There also does not appear to be any detriment to the long necks for males – they are no more vulnerable to prey, for example. It is not possible to say that the long necks do not convey any other advantage – that is the very heart of the controversy.
It occurs to me, however, that all three criteria in the end derive from the same fact – male and female giraffe necks are proportionately similar, therefore males do not invest more energy in their neck nor do they suffer any more disadvantage from them. So one might argue that the first criteria being negative (no difference between males and females) automatically negates the other two. However, if the first criteria were positive (relatively longer necks in males) then the second and third would still be required, so they are not entirely redundant.
So after this study we are still left without any definitive answer to the question of what selective pressures lead to the giraffe’s long neck. This question may not be resolved unless and until we find some fossil evidence to examine. And even then, the fossils may not settle the question.
It is possible that the question cannot be answered because there is no single answer. The more we learn about evolution the more it is undestood that selective pressures are complex and inter-dependent, and there are forces at work in evolution other than natural selection – such as genetic drift and pre-adaptation.
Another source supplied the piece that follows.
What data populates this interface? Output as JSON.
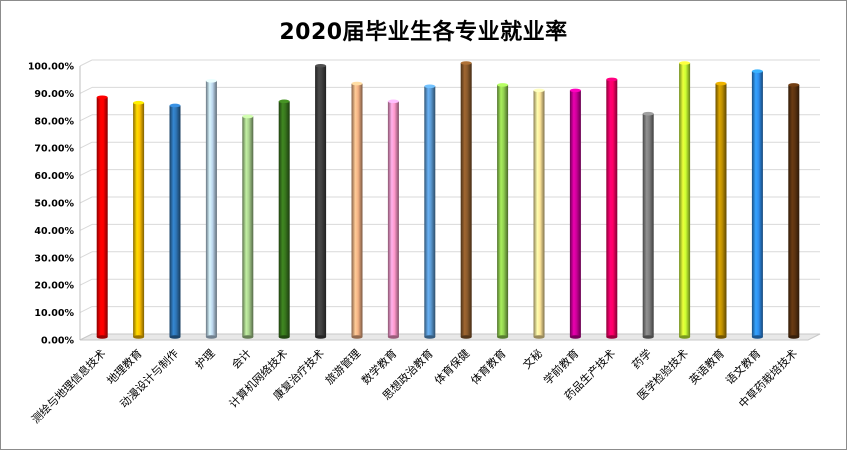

Therefore perhaps all of the hypotheses regarding the evolution of the giraffe’s neck are true. Longer legged giraffes would have been able to run faster and see farther, but needed longer necks to then drink ground water. Meanwhile the longer necks extended access to food. Males later started banging their long necks together are part of their mating competition.
The whole giraffe system had to work together every step of the way, with each change opening up new possibilities and also creating its own selective pressures back on the whole system.
Why did giraffe ancestors head down the tall-necked path in the first place, while other African mammals did not? I chalk that up to the quirkiness and contingent nature of evolutionary history. The giraffe ancestor had a morphology which made the eventually evolution to its current long-necked form possible, perhaps even probable. Some set up circumstances, including the behavior of the ancestors themselves, then created a positive feedback loop of selective pressure sending them down the evolutionary path to tall necks.
Reverse engineering these circumstances may be as complex as watching pingpong balls bouncing around in one of those the air-chambers used to select numbers for the lotto, and then trying to explain why a particular number came up based upon all of the collisions that took place. In other words, there is a certain amount of chaos to the particular details of evolutionary history that therefore may forever defy detailed explanation.
But what we can define are the broad brushstrokes – the dominant factors at work. We can also expand our understanding of the many possible ways in which evolutionary changes occur, even though we cannot always determine which factors were present in any particular case.
Further, while Mitchell’s study is far from conclusive by itself, he demonstrates that we can apply scientific methods to questions of evolutionary history and can use data to infer which selective factors were more likely to be dominant. That may not lead to a simple and clean evolutionary tale (suitable for a high school textbook), but nature is notoriously insensitive to our desires and sensibilites.